Asco. Ya no tan profundo. Las víctimas no hacemos política. No nos acerque a esa hoguera porque no nos quema. Yo conocí el infierno, ardí allí siendo muy niño y no es mi deseo alimentar esos fuegos. Bastante tenemos con salvarnos de las brasas que los miembros de la Iglesia católica de este país dejaron prendidas bajo nuestros pies con su mala fe y su encubrimiento sistemático. No nos torture usted y no mezcle nuestro dolor con esa proclama contra la amnistía que no procede. Aquí, al lado de los 440.000 niños y niñas no. Nunca.

Quizá, y tómese esto como humilde sugerencia, podría usted acompañar a los cuarenta obispos españoles que el Papa ha convocado de urgencia en el Vaticano, puede que para pasar cuentas por recuerdos, delitos y encubrimientos varios.
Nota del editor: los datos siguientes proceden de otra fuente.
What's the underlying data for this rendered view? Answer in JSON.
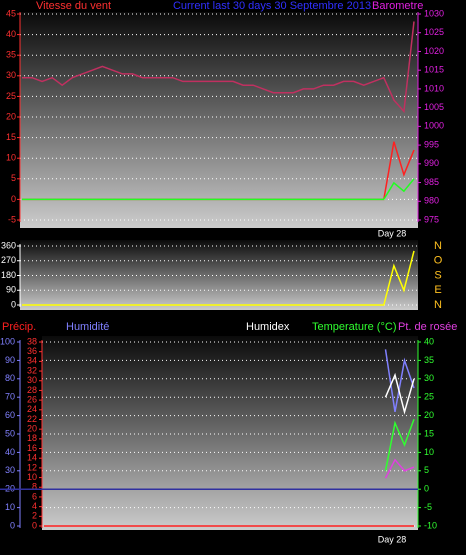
{
  "chart_data": [
    {
      "type": "line",
      "title": "Current last 30 days 30 Septembre 2013",
      "y_label": "Vitesse du vent",
      "y2_label": "Barometre",
      "annotation": "Day 28",
      "ylim": [
        -5,
        45
      ],
      "yticks": [
        -5,
        0,
        5,
        10,
        15,
        20,
        25,
        30,
        35,
        40,
        45
      ],
      "y_color": "#ff3030",
      "y2lim": [
        975,
        1030
      ],
      "y2ticks": [
        975,
        980,
        985,
        990,
        995,
        1000,
        1005,
        1010,
        1015,
        1020,
        1025,
        1030
      ],
      "y2_color": "#e020e0",
      "grid": true,
      "series": [
        {
          "color": "#ff2020",
          "values": [
            0,
            0,
            0,
            0,
            0,
            0,
            0,
            0,
            0,
            0,
            0,
            0,
            0,
            0,
            0,
            0,
            0,
            0,
            0,
            0,
            0,
            0,
            0,
            0,
            0,
            0,
            0,
            0,
            0,
            0,
            0,
            0,
            0,
            0,
            0,
            0,
            0,
            14,
            6,
            12
          ]
        },
        {
          "color": "#20ff20",
          "values": [
            0,
            0,
            0,
            0,
            0,
            0,
            0,
            0,
            0,
            0,
            0,
            0,
            0,
            0,
            0,
            0,
            0,
            0,
            0,
            0,
            0,
            0,
            0,
            0,
            0,
            0,
            0,
            0,
            0,
            0,
            0,
            0,
            0,
            0,
            0,
            0,
            0,
            4,
            2,
            5
          ]
        },
        {
          "color": "#c03060",
          "axis": "y2",
          "values": [
            1013,
            1013,
            1012,
            1013,
            1011,
            1013,
            1014,
            1015,
            1016,
            1015,
            1014,
            1014,
            1013,
            1013,
            1013,
            1013,
            1012,
            1012,
            1012,
            1012,
            1012,
            1012,
            1011,
            1011,
            1010,
            1009,
            1009,
            1009,
            1010,
            1010,
            1011,
            1011,
            1012,
            1012,
            1011,
            1012,
            1013,
            1007,
            1004,
            1028
          ]
        }
      ]
    },
    {
      "type": "line",
      "ylim": [
        0,
        360
      ],
      "yticks": [
        0,
        90,
        180,
        270,
        360
      ],
      "y_color": "#ffffff",
      "direction_labels": [
        "N",
        "E",
        "S",
        "O",
        "N"
      ],
      "direction_color": "#ffc020",
      "grid": true,
      "series": [
        {
          "color": "#ffff00",
          "values": [
            0,
            0,
            0,
            0,
            0,
            0,
            0,
            0,
            0,
            0,
            0,
            0,
            0,
            0,
            0,
            0,
            0,
            0,
            0,
            0,
            0,
            0,
            0,
            0,
            0,
            0,
            0,
            0,
            0,
            0,
            0,
            0,
            0,
            0,
            0,
            0,
            0,
            240,
            90,
            330
          ]
        }
      ]
    },
    {
      "type": "line",
      "annotation": "Day 28",
      "ylim": [
        0,
        100
      ],
      "yticks": [
        0,
        10,
        20,
        30,
        40,
        50,
        60,
        70,
        80,
        90,
        100
      ],
      "y_color": "#8080ff",
      "y2lim": [
        -10,
        40
      ],
      "y2ticks": [
        -10,
        -5,
        0,
        5,
        10,
        15,
        20,
        25,
        30,
        35,
        40
      ],
      "y2_color": "#30ff30",
      "y3lim": [
        0,
        38
      ],
      "y3ticks": [
        0,
        2,
        4,
        6,
        8,
        10,
        12,
        14,
        16,
        18,
        20,
        22,
        24,
        26,
        28,
        30,
        32,
        34,
        36,
        38
      ],
      "y3_color": "#ff3030",
      "grid": true,
      "series": [
        {
          "name": "Précip.",
          "color": "#ff2020",
          "axis": "y3",
          "values": [
            0,
            0,
            0,
            0,
            0,
            0,
            0,
            0,
            0,
            0,
            0,
            0,
            0,
            0,
            0,
            0,
            0,
            0,
            0,
            0,
            0,
            0,
            0,
            0,
            0,
            0,
            0,
            0,
            0,
            0,
            0,
            0,
            0,
            0,
            0,
            0,
            0,
            0,
            0,
            0
          ]
        },
        {
          "name": "Humidité",
          "color": "#8080ff",
          "values": [
            null,
            null,
            null,
            null,
            null,
            null,
            null,
            null,
            null,
            null,
            null,
            null,
            null,
            null,
            null,
            null,
            null,
            null,
            null,
            null,
            null,
            null,
            null,
            null,
            null,
            null,
            null,
            null,
            null,
            null,
            null,
            null,
            null,
            null,
            null,
            null,
            96,
            62,
            90,
            75
          ]
        },
        {
          "name": "Humidex",
          "color": "#ffffff",
          "axis": "y2",
          "values": [
            null,
            null,
            null,
            null,
            null,
            null,
            null,
            null,
            null,
            null,
            null,
            null,
            null,
            null,
            null,
            null,
            null,
            null,
            null,
            null,
            null,
            null,
            null,
            null,
            null,
            null,
            null,
            null,
            null,
            null,
            null,
            null,
            null,
            null,
            null,
            null,
            25,
            31,
            21,
            30
          ]
        },
        {
          "name": "Temperature (°C)",
          "color": "#30ff30",
          "axis": "y2",
          "values": [
            null,
            null,
            null,
            null,
            null,
            null,
            null,
            null,
            null,
            null,
            null,
            null,
            null,
            null,
            null,
            null,
            null,
            null,
            null,
            null,
            null,
            null,
            null,
            null,
            null,
            null,
            null,
            null,
            null,
            null,
            null,
            null,
            null,
            null,
            null,
            null,
            5,
            18,
            12,
            19
          ]
        },
        {
          "name": "Pt. de rosée",
          "color": "#e040e0",
          "axis": "y2",
          "values": [
            null,
            null,
            null,
            null,
            null,
            null,
            null,
            null,
            null,
            null,
            null,
            null,
            null,
            null,
            null,
            null,
            null,
            null,
            null,
            null,
            null,
            null,
            null,
            null,
            null,
            null,
            null,
            null,
            null,
            null,
            null,
            null,
            null,
            null,
            null,
            null,
            3,
            8,
            5,
            6
          ]
        }
      ]
    }
  ]
}
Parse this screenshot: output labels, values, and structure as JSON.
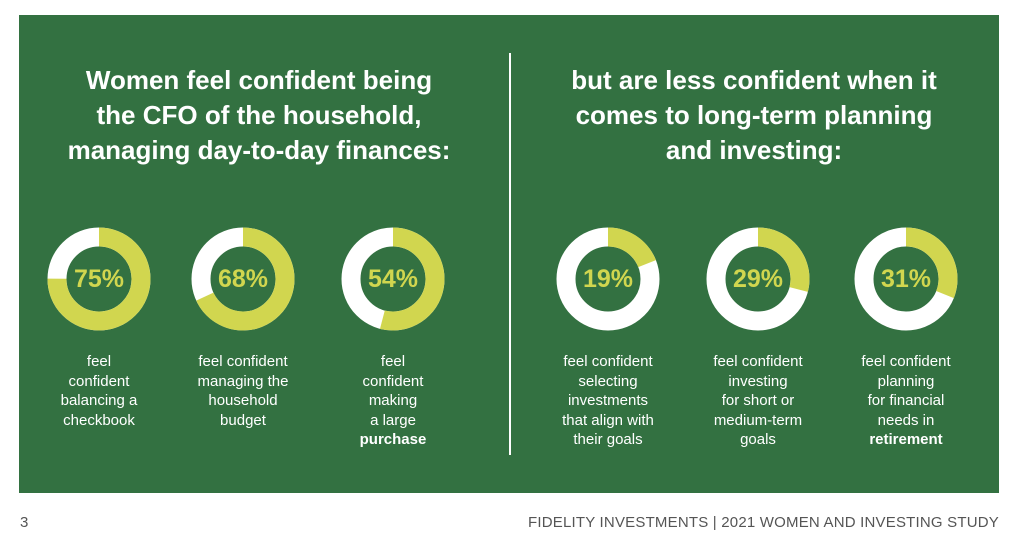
{
  "colors": {
    "panel": "#337141",
    "accent": "#d1d64f",
    "ring_track": "#ffffff",
    "text": "#ffffff"
  },
  "left_heading": [
    "Women feel confident being",
    "the CFO of the household,",
    "managing day-to-day finances:"
  ],
  "right_heading": [
    "but are less confident when it",
    "comes to long-term planning",
    "and investing:"
  ],
  "chart_data": {
    "type": "pie",
    "unit": "%",
    "items": [
      {
        "value": 75,
        "label": "75%",
        "caption": [
          "feel",
          "confident",
          "balancing a",
          "checkbook"
        ],
        "bold_last": false
      },
      {
        "value": 68,
        "label": "68%",
        "caption": [
          "feel confident",
          "managing the",
          "household",
          "budget"
        ],
        "bold_last": false
      },
      {
        "value": 54,
        "label": "54%",
        "caption": [
          "feel",
          "confident",
          "making",
          "a large",
          "purchase"
        ],
        "bold_last": true
      },
      {
        "value": 19,
        "label": "19%",
        "caption": [
          "feel confident",
          "selecting",
          "investments",
          "that align with",
          "their goals"
        ],
        "bold_last": false
      },
      {
        "value": 29,
        "label": "29%",
        "caption": [
          "feel confident",
          "investing",
          "for short or",
          "medium-term",
          "goals"
        ],
        "bold_last": false
      },
      {
        "value": 31,
        "label": "31%",
        "caption": [
          "feel confident",
          "planning",
          "for financial",
          "needs in",
          "retirement"
        ],
        "bold_last": true
      }
    ]
  },
  "footer": {
    "page_number": "3",
    "source": "FIDELITY INVESTMENTS | 2021 WOMEN AND INVESTING STUDY"
  }
}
Me aventuro a suponer que le parecerá una buena idea pedir para ellos —para ellos sí— una amnistía por todo el daño causado. Acompáñelos, y recuérdeles, de paso, que negar la verdad es también mentira, que mentir es faltar al octavo mandamiento y que los miles de niños que nos quedamos sin infancia ya hemos aprendido a defendernos. Y a hablar.